The PPS encouraged further visit reductions. Under PPS, a prospectively determined per-episode payment rate is case-mix adjusted using 80 mutually exclusive Home Health Resource Groups (HHRGs). Each Medicare episode is classified into an HHRG using a subset of items from the Outcome and Assessment Information Set (OASIS), which has been collected by all Medicare-certified home health agencies since mid-1999 (HCFA 1999a). The PPS creates strong financial incentives to minimize service provision because per-episode payments do not vary according to the quantity or mix of services provided. A study by the U.S. General Accounting Office (USGAO 2002) found that average visits per episode declined by 24 percent (29-22 visits) from just prior to PPS to the first half of 2001. The reduction in visits per episode under PPS compounded the already substantial decline under IPS and raises the possibility of poorer outcomes under PPS. Alternatively, if PPS outcome changes are minimal, then the visit reductions may represent a gain in the overall efficiency and cost-effectiveness of home health care. The OASIS data provide uniform, standardized outcome measures to test these possibilities. (The late-IPS period must be used as the baseline, since national OASIS data were not collected earlier.)
METHODS AND DATA
The objective of this analysis was to determine the changes in outcomes between the pre-PPS (1999-2000) and initial PPS (2001) periods, focusing on home health-care episodes of Medicare beneficiaries aged 65 years and over (the main Medicare group to which per-episode PPS payments apply or would apply in the case of pre PPS episodes). Changes in visits per episode also were analyzed, both to check the above-mentioned GAO finding of fewer visits under PPS and to obtain a preliminary indication of possible changes in the system-level efficiency of Medicare home health care provision under PPS by examining visit and outcome changes for the same samples. The analyses compared random samples of Medicare home health care episodes for the two periods.

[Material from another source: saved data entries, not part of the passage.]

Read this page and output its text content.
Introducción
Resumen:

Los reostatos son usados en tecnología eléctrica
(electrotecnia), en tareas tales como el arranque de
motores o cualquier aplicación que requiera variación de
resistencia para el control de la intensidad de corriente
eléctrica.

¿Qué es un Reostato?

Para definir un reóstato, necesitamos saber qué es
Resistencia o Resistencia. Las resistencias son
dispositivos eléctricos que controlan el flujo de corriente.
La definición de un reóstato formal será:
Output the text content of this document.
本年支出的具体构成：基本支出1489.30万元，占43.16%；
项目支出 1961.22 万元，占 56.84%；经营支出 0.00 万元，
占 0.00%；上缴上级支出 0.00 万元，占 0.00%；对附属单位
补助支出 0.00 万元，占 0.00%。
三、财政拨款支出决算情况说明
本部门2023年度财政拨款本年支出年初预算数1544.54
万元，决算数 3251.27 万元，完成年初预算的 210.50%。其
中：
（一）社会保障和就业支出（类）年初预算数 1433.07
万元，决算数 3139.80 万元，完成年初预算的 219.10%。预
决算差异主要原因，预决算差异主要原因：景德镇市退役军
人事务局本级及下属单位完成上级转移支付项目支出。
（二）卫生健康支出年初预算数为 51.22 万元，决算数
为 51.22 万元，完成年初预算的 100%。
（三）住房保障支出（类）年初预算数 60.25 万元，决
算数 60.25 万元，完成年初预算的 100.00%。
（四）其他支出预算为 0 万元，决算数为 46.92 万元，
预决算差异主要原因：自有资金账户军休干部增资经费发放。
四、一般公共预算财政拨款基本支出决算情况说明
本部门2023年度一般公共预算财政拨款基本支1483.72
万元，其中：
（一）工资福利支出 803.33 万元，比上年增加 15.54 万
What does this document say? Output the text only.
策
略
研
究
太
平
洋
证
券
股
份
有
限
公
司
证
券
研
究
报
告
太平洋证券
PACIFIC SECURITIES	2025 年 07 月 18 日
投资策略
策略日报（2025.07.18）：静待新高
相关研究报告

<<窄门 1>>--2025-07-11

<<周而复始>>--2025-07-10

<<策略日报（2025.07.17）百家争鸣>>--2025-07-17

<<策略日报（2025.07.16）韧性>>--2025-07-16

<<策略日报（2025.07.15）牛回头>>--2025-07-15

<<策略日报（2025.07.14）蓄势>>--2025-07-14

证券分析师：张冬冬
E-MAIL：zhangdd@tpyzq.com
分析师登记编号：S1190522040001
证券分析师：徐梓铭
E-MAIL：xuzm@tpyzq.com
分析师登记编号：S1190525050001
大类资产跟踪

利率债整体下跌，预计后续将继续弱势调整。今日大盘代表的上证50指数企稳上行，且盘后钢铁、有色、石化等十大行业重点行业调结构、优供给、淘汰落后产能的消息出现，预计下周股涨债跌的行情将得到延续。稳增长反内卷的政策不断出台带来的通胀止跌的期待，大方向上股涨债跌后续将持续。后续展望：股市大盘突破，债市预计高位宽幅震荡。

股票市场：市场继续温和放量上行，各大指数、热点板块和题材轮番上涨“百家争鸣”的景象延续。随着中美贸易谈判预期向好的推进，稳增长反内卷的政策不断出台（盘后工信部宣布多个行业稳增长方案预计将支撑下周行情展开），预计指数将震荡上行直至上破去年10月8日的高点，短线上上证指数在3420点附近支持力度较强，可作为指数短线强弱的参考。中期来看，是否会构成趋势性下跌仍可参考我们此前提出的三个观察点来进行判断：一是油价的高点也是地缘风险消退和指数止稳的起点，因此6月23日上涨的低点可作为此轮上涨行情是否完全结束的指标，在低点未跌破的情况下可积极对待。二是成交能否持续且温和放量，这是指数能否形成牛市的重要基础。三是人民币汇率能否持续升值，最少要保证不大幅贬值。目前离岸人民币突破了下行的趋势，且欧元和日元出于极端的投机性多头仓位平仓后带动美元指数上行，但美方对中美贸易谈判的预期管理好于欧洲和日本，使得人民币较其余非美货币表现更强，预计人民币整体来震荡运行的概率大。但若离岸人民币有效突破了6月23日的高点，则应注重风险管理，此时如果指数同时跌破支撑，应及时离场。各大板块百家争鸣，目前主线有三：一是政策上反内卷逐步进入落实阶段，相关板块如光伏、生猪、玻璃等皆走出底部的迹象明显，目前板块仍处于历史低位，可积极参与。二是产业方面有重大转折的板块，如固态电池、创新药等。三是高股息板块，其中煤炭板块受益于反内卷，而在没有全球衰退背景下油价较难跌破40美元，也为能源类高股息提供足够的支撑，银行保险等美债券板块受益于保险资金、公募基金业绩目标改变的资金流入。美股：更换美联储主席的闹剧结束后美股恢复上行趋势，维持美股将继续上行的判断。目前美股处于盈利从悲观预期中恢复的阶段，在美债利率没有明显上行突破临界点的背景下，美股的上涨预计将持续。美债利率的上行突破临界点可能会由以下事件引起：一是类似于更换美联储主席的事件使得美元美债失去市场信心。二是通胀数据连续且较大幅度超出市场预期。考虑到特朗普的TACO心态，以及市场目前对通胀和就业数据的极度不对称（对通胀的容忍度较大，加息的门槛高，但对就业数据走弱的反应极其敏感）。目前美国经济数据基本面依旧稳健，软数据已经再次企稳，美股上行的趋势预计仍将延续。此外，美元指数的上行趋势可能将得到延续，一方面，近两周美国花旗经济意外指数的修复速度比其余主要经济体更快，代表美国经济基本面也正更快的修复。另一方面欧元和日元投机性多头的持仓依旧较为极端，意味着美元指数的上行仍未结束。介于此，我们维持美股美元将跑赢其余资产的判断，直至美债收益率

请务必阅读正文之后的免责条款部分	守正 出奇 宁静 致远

In order to assess the impact of PPS based on measurement yardsticks that are in current use, we employed the outcome measures and risk factors adopted by CMS for reports to agencies and public reporting.
Outcome Measures and Risk Factors
The OASIS was designed to provide a uniform set of data items for patient-level outcome measurement and risk adjustment. Outcome measures and associated outcome reports are key components of the outcome-based quality improvement (OBQI) approach developed to facilitate continuous quality improvement in home health care (Shanghnessy et al. 1994, 1997, 2002), and 38 end-result outcomes and three utilization outcomes derived from OASIS have been included in outcome reports provided since February 2002 by CMS (http://www.cms.hhs.gov/oasis/) to all Medicare-certified home health agencies. (The outcomes are listed later in Table 3.)
A patient end result outcome is defined as a change in health status between home health start of care (SOC) (admission or readmission) and discharge, with health status covering functional, physiologic, cognitive, and emotional/behavioral dimensions. The health status changes are measured by dichotomous improvement and stabilization indicators. A patient improves when the scale value for the health attribute under consideration shows that the patient is less disabled or dependent at discharge than at SOC. If the patient is at the most independent or "healthiest" extreme of the scale at SOC, it is impossible to improve, and therefore the measure is not defined for such patients. A patient stabilizes when the scale value for the health attribute under consideration shows nonworsening in patient condition (i.e., improvement or no change). If the patient is not able to worsen according to the scale (i.e., is at the most dependent or "sickest" extreme of the scale at SOC), then the measure is not computed. The exclusions for improvement and stabilization measurement typically result in a different sample size for each outcome. End-result outcomes exclude patients transferred or discharged to an inpatient facility (usually hospitalization), since OASIS data for improvement and stabilization measures are not collected for such patients.